The Department of Veterans Affairs released a list of recent adverse personnel actions.

man planning layoffs
 

In the wake of landmark workforce legislation giving the Veterans Affairs secretary new authority to fire and discipline employees, the agency released a list of adverse personnel actions from the past six months.

VA isn't naming names, but the adverse action report released July 3 gives the job functions and locations of hundreds of employees that were fired, suspended or demoted since the Trump administration took office on Jan 20. More categories of punishment will be added to the list, according to the VA.

Individuals subject to discipline and firing range from cemetery groundskeepers to food service employees to doctors, nurses and medical technicians.

Noticeably absent was any job listed under the Office of Information and Technology, the VA's centralized IT operation.

"Under this administration, VA is committed to becoming the most transparent organization in government. Together with the Accountability bill the president signed into law recently, this additional step will continue to shine a light on the actions we're taking to reform the culture at VA," Secretary David Shulkin said in a statement.

Shulkin has championed streamlined firing authority as a way of getting rid of poor performers at the VA without protracted appeals processes.

"There is nothing more demoralizing than being in an organization, working alongside people that everybody knows no longer shares the values, morals and ethics of the vast majority of people who go to work every day for the right reasons," Shulkin said at press roundtable in June.

The American Federation of Government Employees, which represents 250,000 VA workers, took issue with the move.

The list "isn't transparency" said AFGE National President J. David Cox Sr., "it's an intimidation tactic."

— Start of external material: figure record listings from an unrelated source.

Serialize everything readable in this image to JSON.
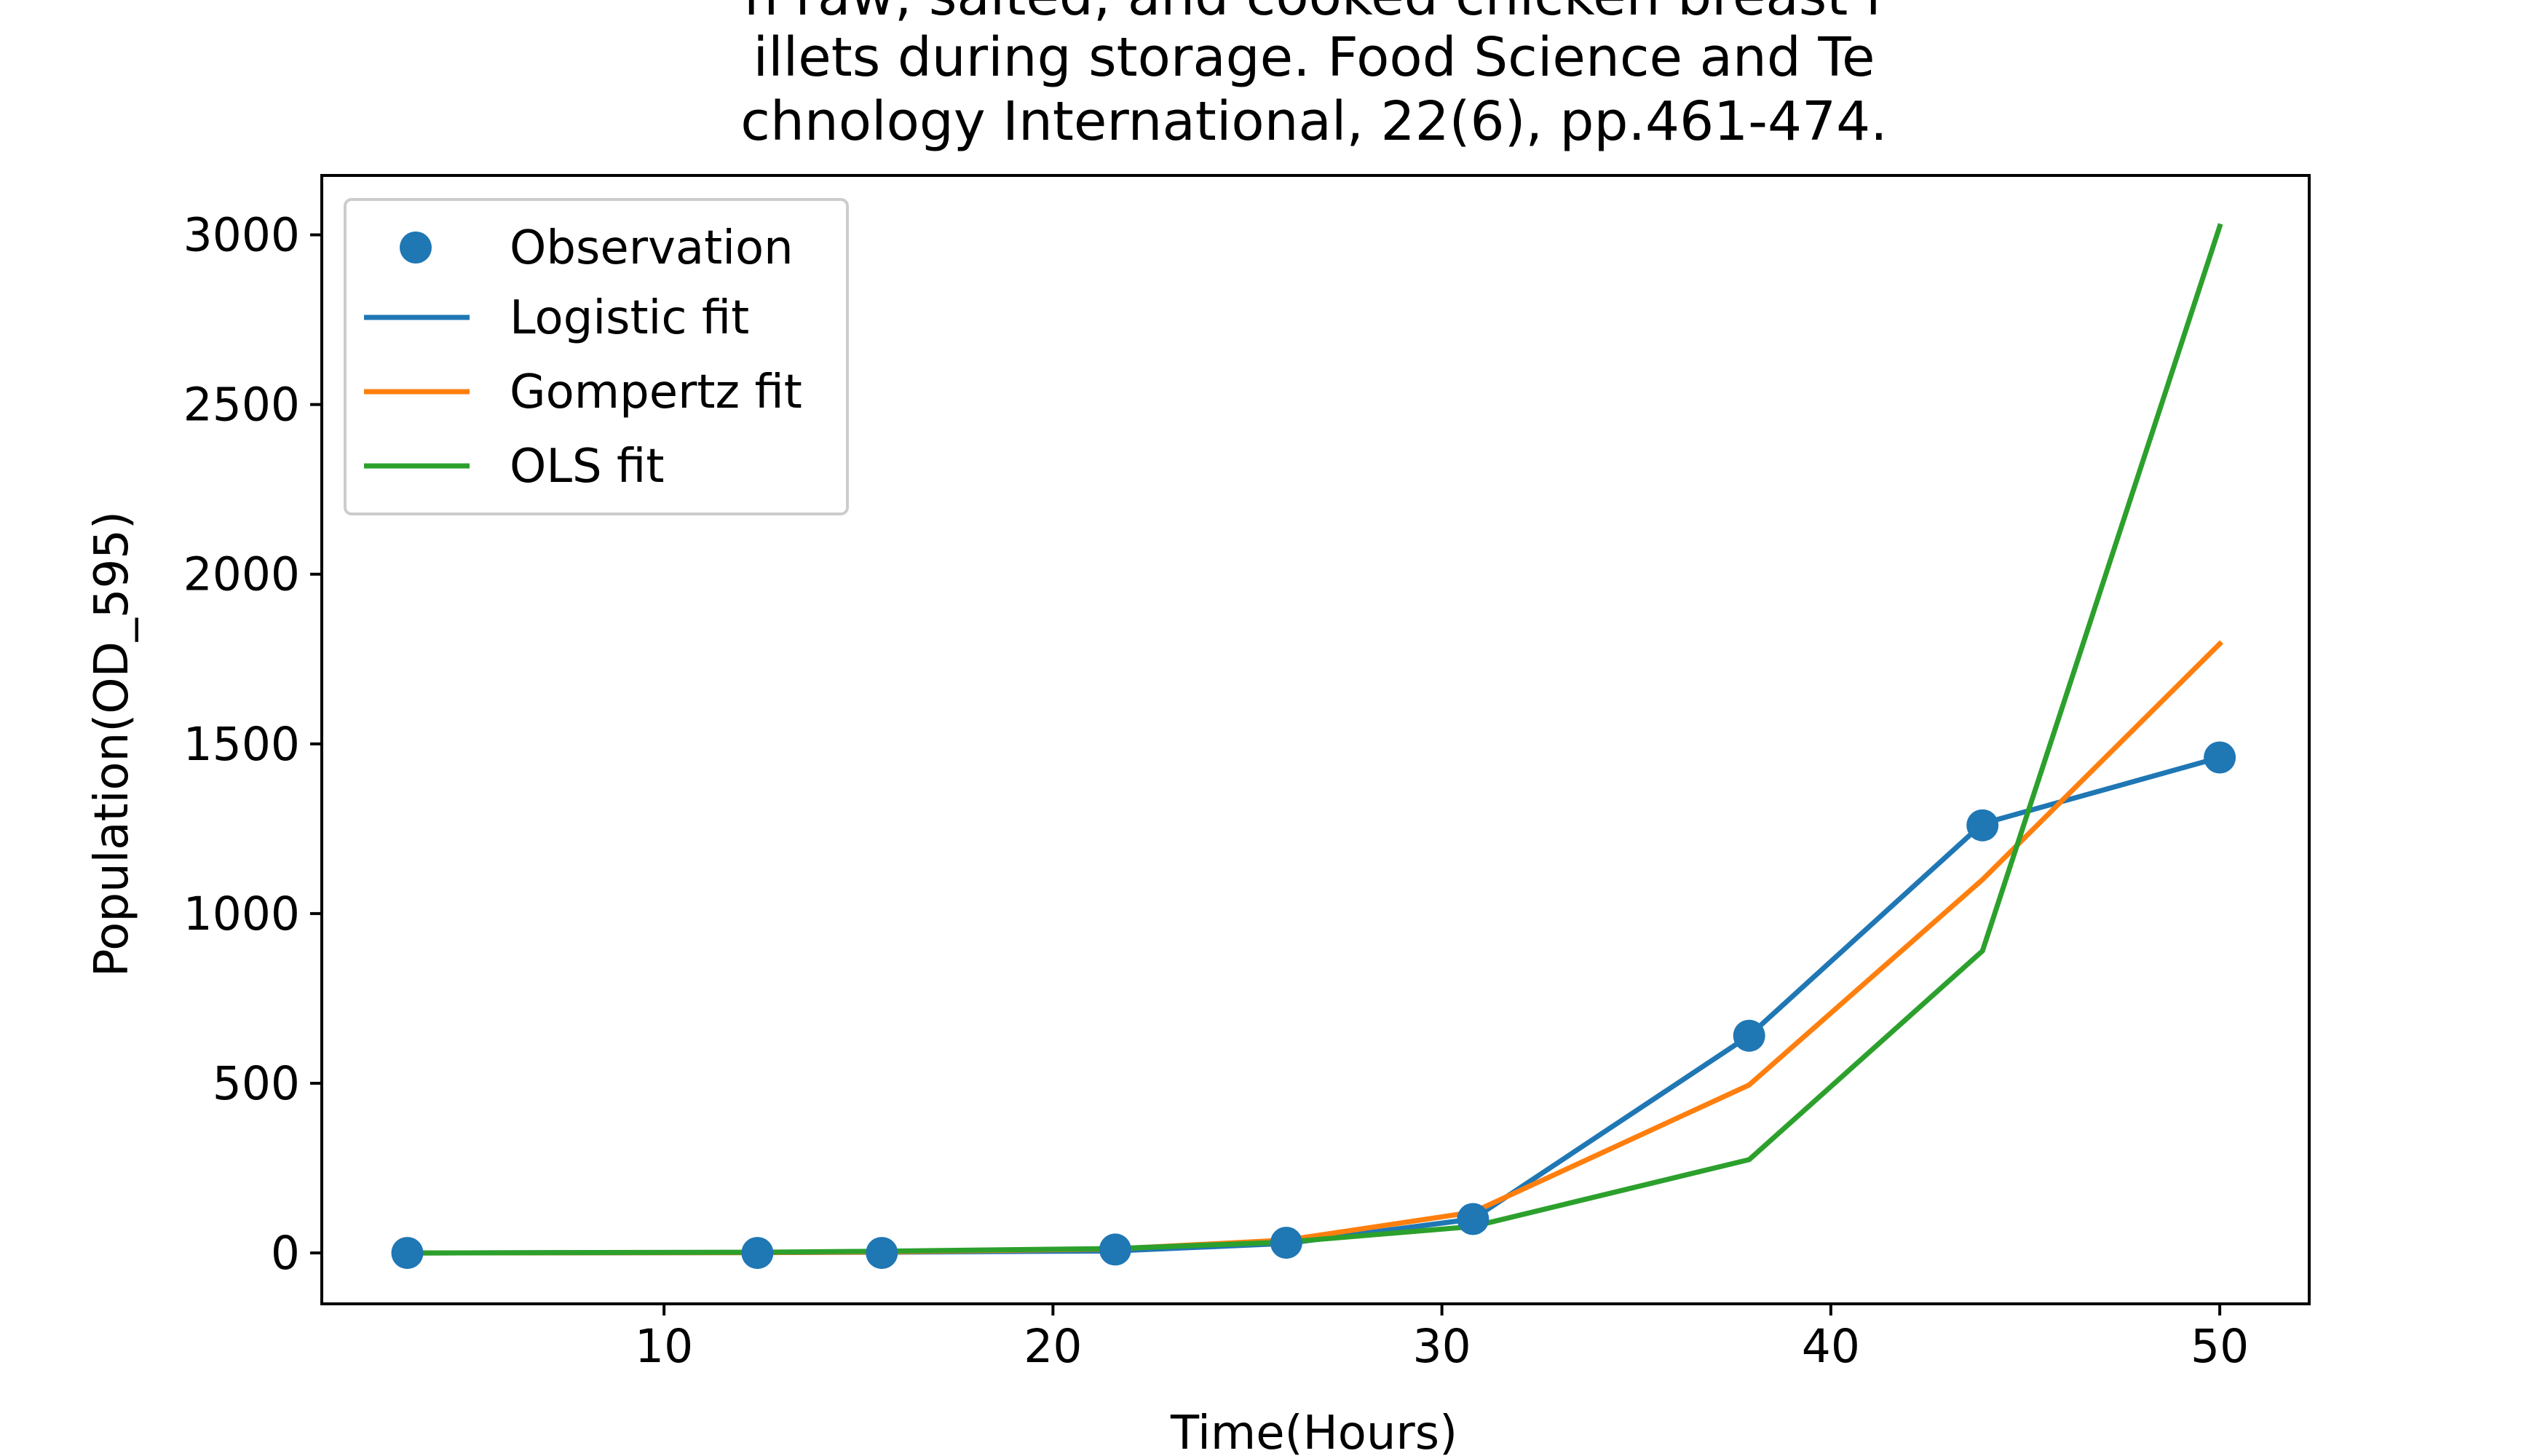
{
  "chart_data": {
    "type": "line",
    "title_lines": [
      "n raw, salted, and cooked chicken breast f",
      "illets during storage. Food Science and Te",
      "chnology International, 22(6), pp.461-474."
    ],
    "xlabel": "Time(Hours)",
    "ylabel": "Population(OD_595)",
    "xlim": [
      1.2,
      52.3
    ],
    "ylim": [
      -150,
      3175
    ],
    "x_ticks": [
      10,
      20,
      30,
      40,
      50
    ],
    "y_ticks": [
      0,
      500,
      1000,
      1500,
      2000,
      2500,
      3000
    ],
    "grid": false,
    "legend_position": "top-left",
    "x": [
      3.4,
      12.4,
      15.6,
      21.6,
      26.0,
      30.8,
      37.9,
      43.9,
      50.0
    ],
    "observation": {
      "name": "Observation",
      "color": "#1f77b4",
      "values": [
        0,
        0,
        0,
        10,
        30,
        100,
        640,
        1260,
        1460
      ]
    },
    "series": [
      {
        "name": "Logistic fit",
        "color": "#1f77b4",
        "values": [
          0,
          1,
          2,
          6,
          28,
          100,
          640,
          1265,
          1460
        ]
      },
      {
        "name": "Gompertz fit",
        "color": "#ff7f0e",
        "values": [
          0,
          1,
          3,
          12,
          38,
          120,
          495,
          1100,
          1795
        ]
      },
      {
        "name": "OLS fit",
        "color": "#2ca02c",
        "values": [
          0,
          2,
          5,
          13,
          32,
          78,
          275,
          890,
          3025
        ]
      }
    ]
  }
}
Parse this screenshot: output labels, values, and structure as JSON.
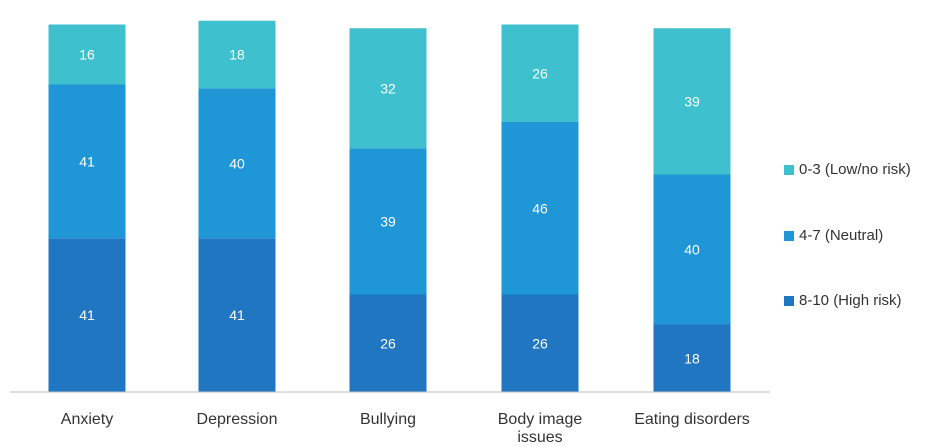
{
  "chart_data": {
    "type": "bar",
    "stacked": true,
    "orientation": "vertical",
    "categories": [
      "Anxiety",
      "Depression",
      "Bullying",
      "Body image issues",
      "Eating disorders"
    ],
    "series": [
      {
        "name": "8-10 (High risk)",
        "color": "#2176c1",
        "values": [
          41,
          41,
          26,
          26,
          18
        ]
      },
      {
        "name": "4-7 (Neutral)",
        "color": "#1f96d5",
        "values": [
          41,
          40,
          39,
          46,
          40
        ]
      },
      {
        "name": "0-3 (Low/no risk)",
        "color": "#3fc0ce",
        "values": [
          16,
          18,
          32,
          26,
          39
        ]
      }
    ],
    "legend_order": [
      "0-3 (Low/no risk)",
      "4-7 (Neutral)",
      "8-10 (High risk)"
    ],
    "legend_position": "right",
    "ylim": [
      0,
      100
    ],
    "grid": false,
    "data_labels": true,
    "title": "",
    "xlabel": "",
    "ylabel": ""
  }
}
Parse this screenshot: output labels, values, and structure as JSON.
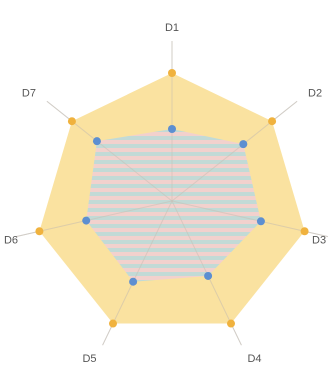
{
  "chart_data": {
    "type": "radar",
    "categories": [
      "D1",
      "D2",
      "D3",
      "D4",
      "D5",
      "D6",
      "D7"
    ],
    "range": [
      0,
      100
    ],
    "grid": false,
    "legend": "none",
    "series": [
      {
        "values": [
          80,
          80,
          85,
          85,
          85,
          85,
          80
        ],
        "color": "#f0b23e",
        "fill": "#f9dd8f"
      },
      {
        "values": [
          45,
          57,
          57,
          52,
          56,
          55,
          60
        ],
        "color": "#5d8fd1",
        "fill": "#b9d4dc"
      }
    ]
  }
}
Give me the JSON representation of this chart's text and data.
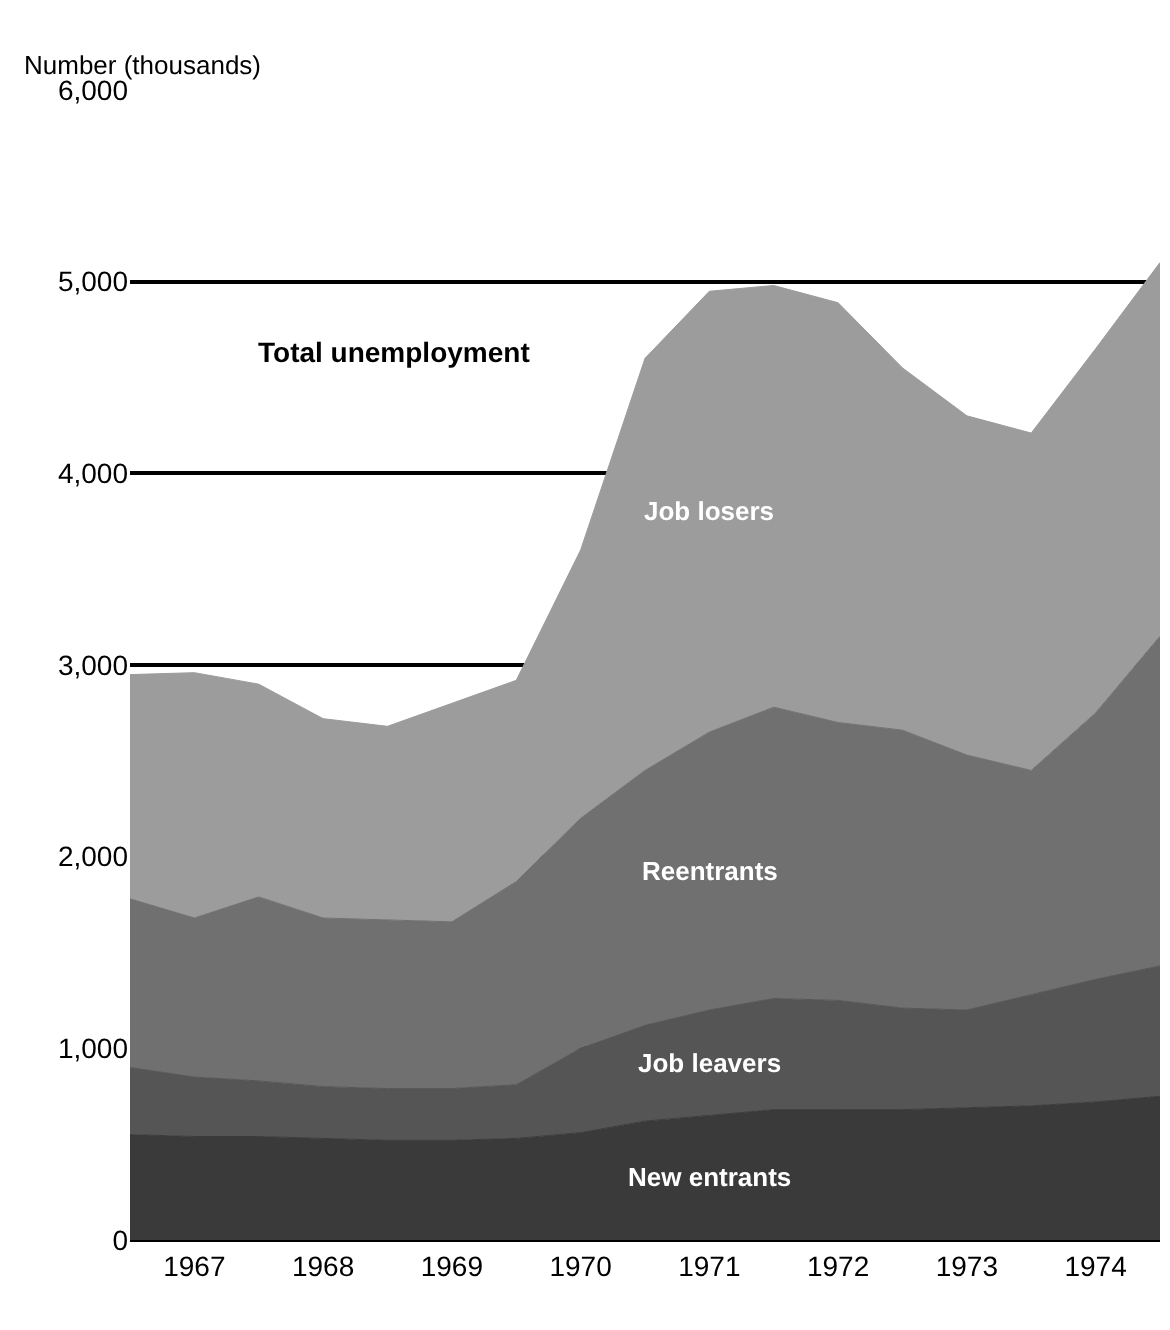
{
  "chart_data": {
    "type": "area",
    "stacked": true,
    "ylabel": "Number (thousands)",
    "annotations": [
      "Total unemployment"
    ],
    "x": [
      1967.0,
      1967.5,
      1968.0,
      1968.5,
      1969.0,
      1969.5,
      1970.0,
      1970.5,
      1971.0,
      1971.5,
      1972.0,
      1972.5,
      1973.0,
      1973.5,
      1974.0,
      1974.5,
      1975.0
    ],
    "series": [
      {
        "name": "New entrants",
        "color": "#3a3a3a",
        "values": [
          550,
          540,
          540,
          530,
          520,
          520,
          530,
          560,
          620,
          650,
          680,
          680,
          680,
          690,
          700,
          720,
          750
        ]
      },
      {
        "name": "Job leavers",
        "color": "#555555",
        "values": [
          350,
          310,
          290,
          270,
          270,
          270,
          280,
          440,
          500,
          550,
          580,
          570,
          530,
          510,
          580,
          640,
          680
        ]
      },
      {
        "name": "Reentrants",
        "color": "#707070",
        "values": [
          880,
          830,
          960,
          880,
          880,
          870,
          1060,
          1200,
          1330,
          1450,
          1520,
          1450,
          1450,
          1330,
          1170,
          1390,
          1720
        ]
      },
      {
        "name": "Job losers",
        "color": "#9c9c9c",
        "values": [
          1170,
          1280,
          1110,
          1040,
          1010,
          1140,
          1050,
          1400,
          2150,
          2300,
          2200,
          2190,
          1890,
          1770,
          1760,
          1900,
          1950
        ]
      }
    ],
    "xlim": [
      1967,
      1975
    ],
    "xticks": [
      {
        "value": 1967.5,
        "label": "1967"
      },
      {
        "value": 1968.5,
        "label": "1968"
      },
      {
        "value": 1969.5,
        "label": "1969"
      },
      {
        "value": 1970.5,
        "label": "1970"
      },
      {
        "value": 1971.5,
        "label": "1971"
      },
      {
        "value": 1972.5,
        "label": "1972"
      },
      {
        "value": 1973.5,
        "label": "1973"
      },
      {
        "value": 1974.5,
        "label": "1974"
      }
    ],
    "ylim": [
      0,
      6000
    ],
    "yticks": [
      0,
      {
        "value": 1000,
        "label": "1,000"
      },
      {
        "value": 2000,
        "label": "2,000"
      },
      {
        "value": 3000,
        "label": "3,000"
      },
      {
        "value": 4000,
        "label": "4,000"
      },
      {
        "value": 5000,
        "label": "5,000"
      },
      {
        "value": 6000,
        "label": "6,000"
      }
    ],
    "grid": "y",
    "legend": false
  }
}
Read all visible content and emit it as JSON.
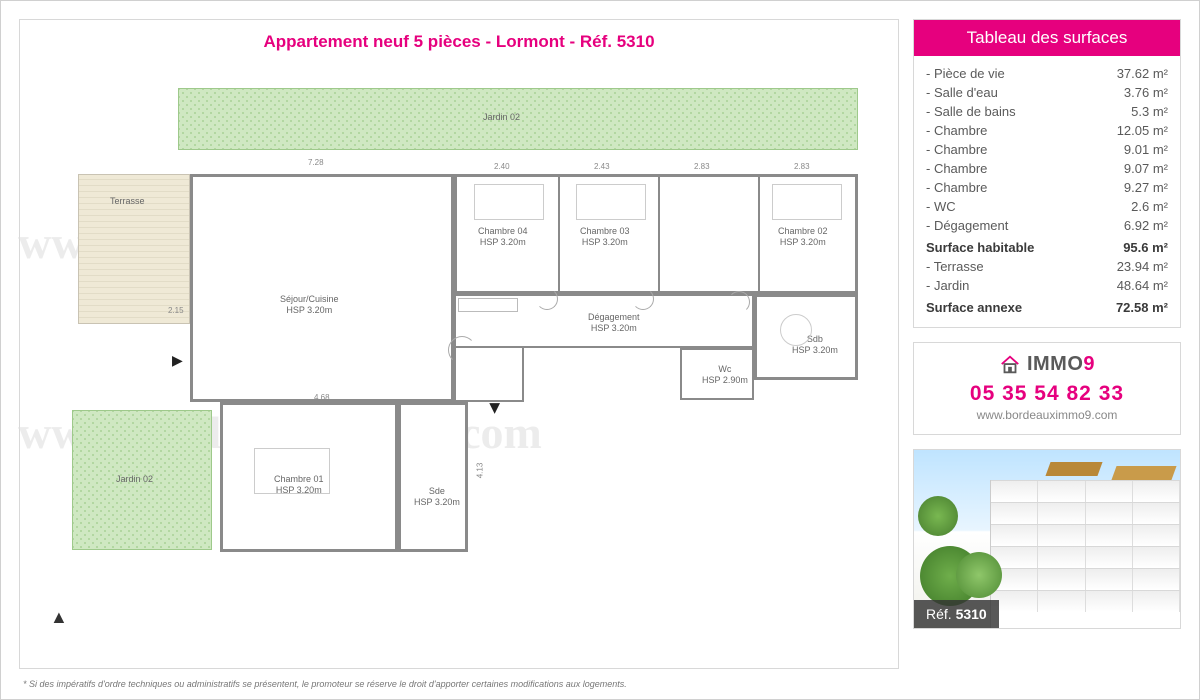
{
  "header": {
    "title": "Appartement neuf 5 pièces - Lormont - Réf. 5310"
  },
  "watermark": "www.bordeauximmo9.com",
  "floorplan": {
    "rooms": {
      "jardin_top": {
        "label": "Jardin 02"
      },
      "terrasse": {
        "label": "Terrasse"
      },
      "sejour": {
        "label": "Séjour/Cuisine",
        "sub": "HSP 3.20m"
      },
      "chambre04": {
        "label": "Chambre 04",
        "sub": "HSP 3.20m"
      },
      "chambre03": {
        "label": "Chambre 03",
        "sub": "HSP 3.20m"
      },
      "chambre02": {
        "label": "Chambre 02",
        "sub": "HSP 3.20m"
      },
      "degagement": {
        "label": "Dégagement",
        "sub": "HSP 3.20m"
      },
      "sdb": {
        "label": "Sdb",
        "sub": "HSP 3.20m"
      },
      "wc": {
        "label": "Wc",
        "sub": "HSP 2.90m"
      },
      "chambre01": {
        "label": "Chambre 01",
        "sub": "HSP 3.20m"
      },
      "sde": {
        "label": "Sde",
        "sub": "HSP 3.20m"
      },
      "jardin_bl": {
        "label": "Jardin 02"
      }
    },
    "dims": {
      "d728": "7.28",
      "d240": "2.40",
      "d243": "2.43",
      "d283a": "2.83",
      "d283b": "2.83",
      "d215": "2.15",
      "d468": "4.68",
      "d413": "4.13"
    }
  },
  "surfaces": {
    "header": "Tableau des surfaces",
    "unit": "m²",
    "rows": [
      {
        "label": "Pièce de vie",
        "value": "37.62"
      },
      {
        "label": "Salle d'eau",
        "value": "3.76"
      },
      {
        "label": "Salle de bains",
        "value": "5.3"
      },
      {
        "label": "Chambre",
        "value": "12.05"
      },
      {
        "label": "Chambre",
        "value": "9.01"
      },
      {
        "label": "Chambre",
        "value": "9.07"
      },
      {
        "label": "Chambre",
        "value": "9.27"
      },
      {
        "label": "WC",
        "value": "2.6"
      },
      {
        "label": "Dégagement",
        "value": "6.92"
      }
    ],
    "total1": {
      "label": "Surface habitable",
      "value": "95.6"
    },
    "annex_rows": [
      {
        "label": "Terrasse",
        "value": "23.94"
      },
      {
        "label": "Jardin",
        "value": "48.64"
      }
    ],
    "total2": {
      "label": "Surface annexe",
      "value": "72.58"
    }
  },
  "contact": {
    "brand_main": "IMMO",
    "brand_accent": "9",
    "phone": "05 35 54 82 33",
    "website": "www.bordeauximmo9.com"
  },
  "thumbnail": {
    "ref_prefix": "Réf.",
    "ref_value": "5310"
  },
  "footnote": "* Si des impératifs d'ordre techniques ou administratifs se présentent, le promoteur se réserve le droit d'apporter certaines modifications aux logements.",
  "colors": {
    "accent": "#e6007e",
    "grid_border": "#d8d8d8",
    "text_muted": "#5a5a5a",
    "wall": "#8a8a8a",
    "garden": "#cfe8c2",
    "terrace": "#efe9d6"
  }
}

"One-third of all VA employees are veterans themselves, and yet the Administration is busy patting themselves on the back while so many veterans are being told they no longer have a job. Window-dressing reforms like this do nothing to address the underlying issue at the VA, which is the shortage of doctors, nurses, and intake staff at hospitals and clinics across the country," Cox said.

President Donald Trump signed the VA Accountability and Whistleblower Protection Act into law on June 23.

Shulkin also announced that VA would henceforth require any employee's financial settlement as part of a separation agreement that is over $5,000 will require high-level approval, either from a VA undersecretary, assistant secretary or equivalent.